Il se rassit, passant une main dans ses cheveux.

— Bon... Voilà ce que je sais. Je pense que son histoire d'accident de voiture, c'est des conneries.

Gabi reste silencieuse, attendant qu'il développe.

— J'ai vu son corps.

Elle réagit du coin de l'œil, mais il lève immédiatement une main.

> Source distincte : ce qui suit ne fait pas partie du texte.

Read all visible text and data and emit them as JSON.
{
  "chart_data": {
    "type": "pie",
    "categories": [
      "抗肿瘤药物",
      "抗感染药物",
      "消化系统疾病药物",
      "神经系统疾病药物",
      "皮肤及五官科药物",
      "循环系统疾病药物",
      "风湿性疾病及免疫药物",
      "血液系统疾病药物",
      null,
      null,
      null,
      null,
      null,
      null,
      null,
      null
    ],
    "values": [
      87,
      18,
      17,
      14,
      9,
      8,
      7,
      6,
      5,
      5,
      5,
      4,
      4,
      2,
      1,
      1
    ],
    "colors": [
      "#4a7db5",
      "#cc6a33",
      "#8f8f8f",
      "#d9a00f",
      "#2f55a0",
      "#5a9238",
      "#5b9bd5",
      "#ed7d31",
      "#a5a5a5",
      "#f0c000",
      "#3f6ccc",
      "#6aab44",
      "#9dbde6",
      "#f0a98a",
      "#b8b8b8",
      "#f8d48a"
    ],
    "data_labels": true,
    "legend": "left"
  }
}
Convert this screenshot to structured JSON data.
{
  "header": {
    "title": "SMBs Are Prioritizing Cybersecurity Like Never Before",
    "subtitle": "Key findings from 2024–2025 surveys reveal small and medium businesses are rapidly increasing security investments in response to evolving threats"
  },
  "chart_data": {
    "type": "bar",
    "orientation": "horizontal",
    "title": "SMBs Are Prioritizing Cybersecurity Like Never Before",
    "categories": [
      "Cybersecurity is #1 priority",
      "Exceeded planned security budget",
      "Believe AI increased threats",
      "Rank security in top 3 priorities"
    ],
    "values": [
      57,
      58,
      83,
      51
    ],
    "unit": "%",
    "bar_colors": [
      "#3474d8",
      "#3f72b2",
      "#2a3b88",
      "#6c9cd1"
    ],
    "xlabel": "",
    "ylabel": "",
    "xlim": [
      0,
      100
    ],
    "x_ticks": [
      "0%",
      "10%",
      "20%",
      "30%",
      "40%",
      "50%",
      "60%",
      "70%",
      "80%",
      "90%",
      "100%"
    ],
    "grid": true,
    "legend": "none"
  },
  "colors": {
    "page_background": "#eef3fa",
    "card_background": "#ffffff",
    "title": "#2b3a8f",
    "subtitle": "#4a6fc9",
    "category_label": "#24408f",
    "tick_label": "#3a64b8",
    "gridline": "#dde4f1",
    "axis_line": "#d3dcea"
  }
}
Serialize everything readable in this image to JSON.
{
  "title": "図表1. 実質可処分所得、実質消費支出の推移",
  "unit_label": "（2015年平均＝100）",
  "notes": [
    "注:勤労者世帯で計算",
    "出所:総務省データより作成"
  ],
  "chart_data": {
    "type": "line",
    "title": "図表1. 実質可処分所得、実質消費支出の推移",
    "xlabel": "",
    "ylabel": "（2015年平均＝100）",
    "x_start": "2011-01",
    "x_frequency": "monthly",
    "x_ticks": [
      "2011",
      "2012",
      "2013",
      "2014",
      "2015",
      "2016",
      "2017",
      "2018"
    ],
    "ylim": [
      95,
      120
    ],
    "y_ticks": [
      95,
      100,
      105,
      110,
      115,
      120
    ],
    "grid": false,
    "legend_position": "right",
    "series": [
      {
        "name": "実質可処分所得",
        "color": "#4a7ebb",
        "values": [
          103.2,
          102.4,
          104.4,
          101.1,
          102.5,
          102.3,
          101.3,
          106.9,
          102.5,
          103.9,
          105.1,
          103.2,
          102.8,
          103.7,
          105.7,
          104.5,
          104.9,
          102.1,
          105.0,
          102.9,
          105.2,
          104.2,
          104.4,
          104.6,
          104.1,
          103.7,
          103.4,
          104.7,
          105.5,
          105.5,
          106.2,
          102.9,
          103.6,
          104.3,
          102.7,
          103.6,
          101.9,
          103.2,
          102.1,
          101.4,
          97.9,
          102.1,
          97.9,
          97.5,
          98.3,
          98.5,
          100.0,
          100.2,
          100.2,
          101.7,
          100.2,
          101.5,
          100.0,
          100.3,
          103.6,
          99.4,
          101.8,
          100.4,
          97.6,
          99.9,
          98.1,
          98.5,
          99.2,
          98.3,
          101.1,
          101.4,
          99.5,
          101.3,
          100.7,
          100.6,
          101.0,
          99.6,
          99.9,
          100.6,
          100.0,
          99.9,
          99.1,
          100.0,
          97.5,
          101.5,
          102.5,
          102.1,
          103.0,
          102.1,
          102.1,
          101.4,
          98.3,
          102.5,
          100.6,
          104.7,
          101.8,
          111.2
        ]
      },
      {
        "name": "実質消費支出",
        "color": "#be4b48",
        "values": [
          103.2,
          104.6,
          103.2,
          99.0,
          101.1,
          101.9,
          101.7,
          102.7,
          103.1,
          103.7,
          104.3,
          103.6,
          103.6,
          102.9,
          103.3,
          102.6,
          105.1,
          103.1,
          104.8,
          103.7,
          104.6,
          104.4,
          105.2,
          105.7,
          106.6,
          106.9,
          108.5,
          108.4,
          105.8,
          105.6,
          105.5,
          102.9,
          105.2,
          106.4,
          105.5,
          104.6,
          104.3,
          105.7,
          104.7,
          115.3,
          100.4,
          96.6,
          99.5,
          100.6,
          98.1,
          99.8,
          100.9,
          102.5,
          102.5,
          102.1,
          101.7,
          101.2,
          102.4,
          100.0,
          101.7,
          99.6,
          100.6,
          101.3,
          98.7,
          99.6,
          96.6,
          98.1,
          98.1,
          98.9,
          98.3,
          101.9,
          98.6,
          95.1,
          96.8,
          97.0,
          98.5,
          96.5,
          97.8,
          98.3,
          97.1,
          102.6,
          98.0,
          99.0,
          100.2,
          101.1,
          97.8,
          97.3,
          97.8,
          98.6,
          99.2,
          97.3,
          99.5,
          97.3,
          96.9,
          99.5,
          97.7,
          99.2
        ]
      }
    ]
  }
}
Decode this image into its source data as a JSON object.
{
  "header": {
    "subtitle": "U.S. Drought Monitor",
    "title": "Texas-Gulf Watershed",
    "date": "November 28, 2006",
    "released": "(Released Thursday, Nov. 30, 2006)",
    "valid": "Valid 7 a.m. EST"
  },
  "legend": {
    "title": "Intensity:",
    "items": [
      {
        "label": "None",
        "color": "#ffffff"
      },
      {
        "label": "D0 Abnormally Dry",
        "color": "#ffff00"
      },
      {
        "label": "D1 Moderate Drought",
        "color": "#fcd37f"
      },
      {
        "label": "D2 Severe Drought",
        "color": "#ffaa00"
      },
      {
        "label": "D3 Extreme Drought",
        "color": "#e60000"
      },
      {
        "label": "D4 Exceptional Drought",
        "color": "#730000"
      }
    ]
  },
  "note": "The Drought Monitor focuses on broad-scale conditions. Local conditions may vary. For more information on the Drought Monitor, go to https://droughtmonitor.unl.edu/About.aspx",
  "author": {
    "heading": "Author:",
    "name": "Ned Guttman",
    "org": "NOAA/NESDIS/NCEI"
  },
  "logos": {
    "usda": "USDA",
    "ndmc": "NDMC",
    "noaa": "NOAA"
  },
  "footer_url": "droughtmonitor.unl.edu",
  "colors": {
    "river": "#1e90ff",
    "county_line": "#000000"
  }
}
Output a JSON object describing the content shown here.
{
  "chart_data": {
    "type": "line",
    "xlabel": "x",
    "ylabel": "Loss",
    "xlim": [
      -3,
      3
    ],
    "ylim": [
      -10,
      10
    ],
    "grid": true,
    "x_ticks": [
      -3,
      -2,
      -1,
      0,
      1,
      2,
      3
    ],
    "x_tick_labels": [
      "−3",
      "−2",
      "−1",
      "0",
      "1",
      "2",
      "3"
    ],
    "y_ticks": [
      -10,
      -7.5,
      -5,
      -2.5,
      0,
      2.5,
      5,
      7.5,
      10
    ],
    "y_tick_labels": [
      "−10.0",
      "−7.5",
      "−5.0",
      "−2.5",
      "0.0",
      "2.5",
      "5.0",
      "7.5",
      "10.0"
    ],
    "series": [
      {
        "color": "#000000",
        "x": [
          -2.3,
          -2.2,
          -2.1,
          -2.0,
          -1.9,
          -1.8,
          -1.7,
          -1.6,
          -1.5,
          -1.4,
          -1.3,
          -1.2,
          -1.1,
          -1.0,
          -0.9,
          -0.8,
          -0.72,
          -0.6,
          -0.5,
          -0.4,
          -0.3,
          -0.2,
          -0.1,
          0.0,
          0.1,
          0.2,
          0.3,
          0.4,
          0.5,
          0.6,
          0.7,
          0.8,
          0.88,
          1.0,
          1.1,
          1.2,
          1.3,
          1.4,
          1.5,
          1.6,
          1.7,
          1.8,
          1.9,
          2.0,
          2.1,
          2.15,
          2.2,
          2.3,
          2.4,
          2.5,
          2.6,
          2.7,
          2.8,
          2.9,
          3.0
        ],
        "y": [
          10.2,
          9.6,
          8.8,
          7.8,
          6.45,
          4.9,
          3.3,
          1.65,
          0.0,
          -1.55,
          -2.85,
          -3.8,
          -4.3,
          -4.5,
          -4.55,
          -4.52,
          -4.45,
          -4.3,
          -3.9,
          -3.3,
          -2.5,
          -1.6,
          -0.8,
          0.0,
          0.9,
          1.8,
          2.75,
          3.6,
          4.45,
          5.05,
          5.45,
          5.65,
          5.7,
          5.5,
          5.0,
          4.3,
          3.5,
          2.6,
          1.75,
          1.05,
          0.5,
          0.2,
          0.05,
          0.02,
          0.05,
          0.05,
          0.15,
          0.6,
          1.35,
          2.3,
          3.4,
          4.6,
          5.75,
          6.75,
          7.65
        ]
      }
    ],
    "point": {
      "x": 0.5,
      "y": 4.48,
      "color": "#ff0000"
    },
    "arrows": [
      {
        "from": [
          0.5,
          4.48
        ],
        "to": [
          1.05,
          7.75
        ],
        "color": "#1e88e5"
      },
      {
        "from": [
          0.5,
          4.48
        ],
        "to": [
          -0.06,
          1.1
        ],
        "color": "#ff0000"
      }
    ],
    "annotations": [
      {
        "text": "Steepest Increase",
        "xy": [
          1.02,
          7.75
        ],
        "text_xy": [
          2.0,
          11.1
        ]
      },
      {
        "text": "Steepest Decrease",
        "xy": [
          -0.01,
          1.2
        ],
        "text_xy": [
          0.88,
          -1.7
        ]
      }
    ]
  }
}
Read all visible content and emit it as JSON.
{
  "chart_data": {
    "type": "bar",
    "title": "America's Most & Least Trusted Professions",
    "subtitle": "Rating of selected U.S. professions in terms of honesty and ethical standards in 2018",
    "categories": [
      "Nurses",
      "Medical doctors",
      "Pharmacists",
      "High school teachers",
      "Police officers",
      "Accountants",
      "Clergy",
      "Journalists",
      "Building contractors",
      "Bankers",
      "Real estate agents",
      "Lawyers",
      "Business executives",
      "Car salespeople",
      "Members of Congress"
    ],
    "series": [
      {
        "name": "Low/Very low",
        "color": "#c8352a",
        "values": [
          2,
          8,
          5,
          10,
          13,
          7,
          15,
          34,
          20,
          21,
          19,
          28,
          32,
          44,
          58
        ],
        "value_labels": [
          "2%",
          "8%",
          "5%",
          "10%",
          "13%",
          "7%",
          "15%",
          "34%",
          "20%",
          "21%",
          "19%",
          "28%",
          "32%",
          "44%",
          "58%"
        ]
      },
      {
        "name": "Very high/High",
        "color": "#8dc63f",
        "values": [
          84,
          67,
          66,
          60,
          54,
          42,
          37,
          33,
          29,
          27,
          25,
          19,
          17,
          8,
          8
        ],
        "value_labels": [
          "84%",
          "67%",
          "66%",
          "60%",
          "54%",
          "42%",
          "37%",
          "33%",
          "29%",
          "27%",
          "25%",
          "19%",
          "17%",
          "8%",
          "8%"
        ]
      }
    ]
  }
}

— Par accident, Gabi, par accident

Elle fait une moue dubitative sans rien ajouter, et il continue.

— Bref, j'ai pu constater un nombre de cicatrices absolument dingue. Et crois-moi que vu notre... Passif... Je peux t'assurer que ça n'a rien à voir avec un accident de bagnole.

Il s'interrompt, cherchant ses mots.

— Je pense que ça s'est passé à Barcelone. Mais c'est tout ce que j'ai. Il refuse de m'en parler.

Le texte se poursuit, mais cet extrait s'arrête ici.